Portanto, como nos diz o Professor Mário Aroso de Almeida, resultava do preceito que a exigência da eficiência era imposta apenas ao legislador, que tinha de estruturar a Administração de modo a promover a desburocratização e a eficiência do seu funcionamento. Com a nova consagração, esta exigência impõe-se diretamente à própria Administração uma vez que existe um comando geral de sujeição da atividade administrativa a estes três critérios.

Analisado que está o conceito de boa administração, cumpre fazer referência ao facto de este não ser objeto de um consenso generalizado, uma vez que ao contrário de outros princípios, como o da cooperação leal ou o da administração eletrónica, que se reportam a modos e formas de agir da administração, este torna clara uma genérica vinculação a critérios de economia e eficiência, e apresenta-se, pelo menos potencialmente, como um princípio com um âmbito de aplicação normativo de intervenção nitidamente subjetivo.

Seguindo a trilogia problemática proposta pelo Professor Miguel Assis Raimundo, cabe analisar as seguintes questões relativas ao sentido e limites da normatividade deste princípio: diálogo com o direito europeu (e global); boa administração como eficiência face a outros princípios já consagrados (sobretudo, a proporcionalidade); e limites da boa administração como eficiência enquanto parâmetro de controlo da atividade administrativa.


1.      Questão do diálogo com o direito europeu (e global)
Na esteira do Professor Miguel Assim Raimundo, admite-se que existe efetivamente um problema relacionado com a integração da boa administração como eficiência no sistema jurídico europeizado e globalizado, pois a nível europeu é valorizada uma dimensão de boa administração num sentido bastante diferente do constante do artigo 5.º do CPA. De acordo com a visão europeia, “o nosso artigo 5.º é uma espécie de “false friend” no sentido em que, apesar de partilharem o mesmo nome, são princípios perspetivados de formas distintas”.
Este princípio apresentado no direito europeu, e na doutrina jus-europeia surgiu de acordo com a ideia de que a boa administração seria cumprir aquilo a que se está obrigado, tendo mais tarde sido desenvolvido pela soft law, e finalmente consagrado no artigo 41.º da Carta dos Direitos Fundamentais da União Europeia (em diante CDFUE).

Artigo 41.º
Direito a uma boa administração
1. Todas as pessoas têm direito a que os seus assuntos sejam tratados pelas instituições, órgãos e organismos da União de forma imparcial, equitativa e num prazo razoável.
2. Este direito compreende, nomeadamente:
a.

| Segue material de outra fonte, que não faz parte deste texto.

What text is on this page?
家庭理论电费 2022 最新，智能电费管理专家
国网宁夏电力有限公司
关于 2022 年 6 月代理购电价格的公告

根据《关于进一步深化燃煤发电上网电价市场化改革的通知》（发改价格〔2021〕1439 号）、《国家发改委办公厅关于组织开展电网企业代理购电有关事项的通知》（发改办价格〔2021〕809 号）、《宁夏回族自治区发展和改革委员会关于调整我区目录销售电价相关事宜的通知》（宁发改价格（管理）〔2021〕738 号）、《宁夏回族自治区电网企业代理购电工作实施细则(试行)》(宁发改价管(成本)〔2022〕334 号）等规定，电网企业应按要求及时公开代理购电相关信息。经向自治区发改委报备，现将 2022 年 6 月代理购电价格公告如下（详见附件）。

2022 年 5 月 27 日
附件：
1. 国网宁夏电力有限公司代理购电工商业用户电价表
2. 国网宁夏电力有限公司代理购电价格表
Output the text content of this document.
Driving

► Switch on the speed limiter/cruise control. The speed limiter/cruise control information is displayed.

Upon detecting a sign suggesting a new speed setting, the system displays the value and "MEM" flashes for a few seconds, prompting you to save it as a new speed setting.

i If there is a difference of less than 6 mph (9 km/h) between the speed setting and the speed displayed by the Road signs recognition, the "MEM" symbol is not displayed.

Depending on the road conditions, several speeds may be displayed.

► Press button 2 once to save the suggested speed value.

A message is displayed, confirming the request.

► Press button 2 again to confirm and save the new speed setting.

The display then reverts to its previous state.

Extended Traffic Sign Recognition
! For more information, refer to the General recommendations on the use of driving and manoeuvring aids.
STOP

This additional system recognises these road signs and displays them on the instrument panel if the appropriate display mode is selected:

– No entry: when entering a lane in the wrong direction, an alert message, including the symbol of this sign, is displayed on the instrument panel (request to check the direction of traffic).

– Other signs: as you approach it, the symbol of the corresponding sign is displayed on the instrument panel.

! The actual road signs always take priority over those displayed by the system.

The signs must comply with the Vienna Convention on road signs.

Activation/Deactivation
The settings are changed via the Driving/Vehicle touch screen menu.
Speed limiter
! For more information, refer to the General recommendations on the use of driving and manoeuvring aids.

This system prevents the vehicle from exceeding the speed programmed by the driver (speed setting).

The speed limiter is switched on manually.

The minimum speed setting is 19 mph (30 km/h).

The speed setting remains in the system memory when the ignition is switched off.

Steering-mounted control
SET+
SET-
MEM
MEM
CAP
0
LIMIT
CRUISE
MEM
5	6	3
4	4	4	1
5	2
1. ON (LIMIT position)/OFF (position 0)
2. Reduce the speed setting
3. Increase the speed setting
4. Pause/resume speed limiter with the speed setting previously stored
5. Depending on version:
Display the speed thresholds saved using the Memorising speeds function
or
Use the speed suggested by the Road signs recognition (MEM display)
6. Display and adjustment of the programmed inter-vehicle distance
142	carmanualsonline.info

O direito de qualquer pessoa a ser ouvida antes de a seu respeito ser tomada qualquer medida individual que a afecte desfavoravelmente;
b. O direito de qualquer pessoa a ter acesso a aos processos que se lhe refiram, no respeito pelos legítimos interesses da confidencialidade e do segredo profissional e comercial;
c. A obrigação, por parte da administração, em fundamentar as suas decisões.
3. Todas as pessoas têm direito à reparação, por parte da União, dos danos causados pelas suas instituições ou pelos seus agentes no exercício das respectivas funções, de acordo com os princípios gerais comuns às legislações dos Estados-Membros.
4. Todas as pessoas têm a possibilidade de se dirigir às instituições da União numa das línguas dos Tratados, devendo obter uma resposta na mesma língua.

Apesar desta consagração, o autor supramencionado tem dúvidas de que alguma vez possa existir um controlo significativo da atuação administrativa com base no preceito.

Como anteriormente referido, o artigo 41.º da CDFUE tem poucos pontos de contacto com o que consta no artigo 5.º do CPA. “Em comum os dois preceitos reúnem sob a mesma designação um conjunto de exigências heterogéneas”. O primeiro apresenta como componentes da boa administração diversos elementos de procedimento devido (imparcialidade, justiça, acesso à informação, dever de fundamentação, responsabilidade da administração por danos), que já gozam entre nós de plena consagração constitucional e/ou legal, com total autonomia face à ideia de eficiência. Esta tendência em construir consensos a partir dos aspetos procedimentais, deve-se à dificuldade, em contextos de relação entre Estados, de obter consensos relativos a parâmetros materiais de atuação. Contudo, o artigo não faz qualquer menção aos critérios de eficiência, economia e eficácia que o legislador nacional acolheu (com exceção à celeridade - direito a um procedimento em prazo razoável) no artigo 5.º do CPA.
Por conseguinte, resultaria que não seria possível invocar o direito europeu como fundamento supralegal da boa administração como eficiência.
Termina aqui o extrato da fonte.